- Madan Location of Madan, Bulgaria
- Coordinates: 41°30′N 24°57′E﻿ / ﻿41.500°N 24.950°E
- Country: Bulgaria
- Provinces (Oblast): Smolyan

Government
- • Mayor: Fahri Molaysenov
- Elevation: 851 m (2,792 ft)

Population (2019-02-28)
- • Total: 6,597
- Time zone: UTC+2 (EET)
- • Summer (DST): UTC+3 (EEST)
- Postal Code: 4900
- Area code: 0308

= Madan, Smolyan Province =

Madan (Мадан /bg/) is a town in Smolyan Province, the very south of Bulgaria in the Yellow Share of the Rhodope Mountains. It is the administrative centre of the homonymous Madan Municipality. In 2019, the town had a population of 6,597.

==Geography==

Madan is a part of Ardino Ridge, sloping down to the northeast between the rivers Arda and Varbitsa. In the central part of the Yellow Share rise the peaks Buchovitsa (1404 m), Veternitsa (1372 m) and Petrovitsa (1309 m).

The end of the ridge is Alada Peak (1241 m). From all sides the Yellow Share is separated by mountain-spurs, whose segmentations gradually slope down and vanish into the valleys of the rivers. The river system of the region is presented by the basins of the upper reaches of some of the longer rivers - to the north the basin of the Arda River with the headers Elhovska and Chepinska Rivers.

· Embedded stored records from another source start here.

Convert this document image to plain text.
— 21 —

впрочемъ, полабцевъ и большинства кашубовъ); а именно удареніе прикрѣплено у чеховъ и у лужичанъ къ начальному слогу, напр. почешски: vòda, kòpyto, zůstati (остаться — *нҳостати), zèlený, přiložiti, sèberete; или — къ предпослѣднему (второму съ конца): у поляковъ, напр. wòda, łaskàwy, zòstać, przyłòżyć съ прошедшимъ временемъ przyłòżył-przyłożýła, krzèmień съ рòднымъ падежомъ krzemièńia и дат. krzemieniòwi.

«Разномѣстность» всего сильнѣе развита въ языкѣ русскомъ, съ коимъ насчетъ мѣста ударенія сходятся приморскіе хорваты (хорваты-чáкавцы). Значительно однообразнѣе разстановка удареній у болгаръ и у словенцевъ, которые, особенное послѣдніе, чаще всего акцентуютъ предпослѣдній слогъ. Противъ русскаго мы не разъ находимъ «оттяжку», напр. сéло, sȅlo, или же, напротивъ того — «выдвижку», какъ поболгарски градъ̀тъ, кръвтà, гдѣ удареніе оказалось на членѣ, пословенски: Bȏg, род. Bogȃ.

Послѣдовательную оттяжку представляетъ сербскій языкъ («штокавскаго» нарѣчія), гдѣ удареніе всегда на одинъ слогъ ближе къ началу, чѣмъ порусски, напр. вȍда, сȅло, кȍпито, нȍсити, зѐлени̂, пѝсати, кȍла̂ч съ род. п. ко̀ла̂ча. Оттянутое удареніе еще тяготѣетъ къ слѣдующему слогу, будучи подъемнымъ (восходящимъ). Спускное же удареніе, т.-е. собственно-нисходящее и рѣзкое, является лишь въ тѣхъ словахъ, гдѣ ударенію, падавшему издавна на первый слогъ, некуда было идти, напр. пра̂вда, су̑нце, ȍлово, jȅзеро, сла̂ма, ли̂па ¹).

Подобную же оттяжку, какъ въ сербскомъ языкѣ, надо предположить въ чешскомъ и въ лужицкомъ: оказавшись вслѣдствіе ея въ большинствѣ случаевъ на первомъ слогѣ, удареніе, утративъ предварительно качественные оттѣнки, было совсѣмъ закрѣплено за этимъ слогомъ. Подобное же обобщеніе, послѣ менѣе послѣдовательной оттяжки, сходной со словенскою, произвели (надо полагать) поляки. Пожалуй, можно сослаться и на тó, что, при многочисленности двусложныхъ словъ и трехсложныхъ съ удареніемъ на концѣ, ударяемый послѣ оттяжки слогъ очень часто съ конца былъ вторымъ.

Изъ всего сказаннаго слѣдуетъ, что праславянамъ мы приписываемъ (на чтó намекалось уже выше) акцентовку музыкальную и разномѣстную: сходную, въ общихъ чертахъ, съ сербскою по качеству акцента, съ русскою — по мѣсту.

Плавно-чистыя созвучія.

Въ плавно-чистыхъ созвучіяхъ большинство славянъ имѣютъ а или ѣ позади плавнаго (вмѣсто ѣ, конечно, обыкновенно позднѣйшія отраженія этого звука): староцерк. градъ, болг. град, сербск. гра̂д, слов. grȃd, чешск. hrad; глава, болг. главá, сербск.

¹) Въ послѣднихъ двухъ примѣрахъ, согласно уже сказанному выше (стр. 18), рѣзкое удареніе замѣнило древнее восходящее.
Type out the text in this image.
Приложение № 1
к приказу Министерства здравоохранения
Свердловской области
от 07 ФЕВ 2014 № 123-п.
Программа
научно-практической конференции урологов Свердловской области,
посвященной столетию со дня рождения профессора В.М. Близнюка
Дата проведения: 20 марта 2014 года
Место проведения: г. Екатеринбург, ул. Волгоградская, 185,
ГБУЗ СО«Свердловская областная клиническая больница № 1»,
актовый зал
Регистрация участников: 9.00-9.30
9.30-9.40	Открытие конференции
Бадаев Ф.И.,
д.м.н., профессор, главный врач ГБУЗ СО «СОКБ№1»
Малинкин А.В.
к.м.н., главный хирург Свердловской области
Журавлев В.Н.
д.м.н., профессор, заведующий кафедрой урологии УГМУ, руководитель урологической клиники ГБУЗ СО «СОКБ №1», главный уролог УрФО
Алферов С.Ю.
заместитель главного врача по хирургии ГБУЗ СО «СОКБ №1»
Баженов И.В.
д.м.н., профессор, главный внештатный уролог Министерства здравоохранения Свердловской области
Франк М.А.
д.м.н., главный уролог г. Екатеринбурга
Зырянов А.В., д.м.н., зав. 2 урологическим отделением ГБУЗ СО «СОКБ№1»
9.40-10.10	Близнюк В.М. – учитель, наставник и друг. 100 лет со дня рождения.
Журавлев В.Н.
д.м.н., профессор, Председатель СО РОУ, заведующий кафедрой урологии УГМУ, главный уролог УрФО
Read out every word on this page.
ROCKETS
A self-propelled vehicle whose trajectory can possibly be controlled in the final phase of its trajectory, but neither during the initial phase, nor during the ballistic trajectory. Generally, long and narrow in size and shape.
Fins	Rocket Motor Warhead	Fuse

==History and population==
Madan is an ancient ore-miners' settlement, the extraction of lead ore having begun around 5th-4th century BC.

Most of the town's population consists of local Pomaks and a minority of Eastern Orthodox Bulgarians.

==Honour==
Madan Saddle on Smith Island, South Shetland Islands is named after Madan.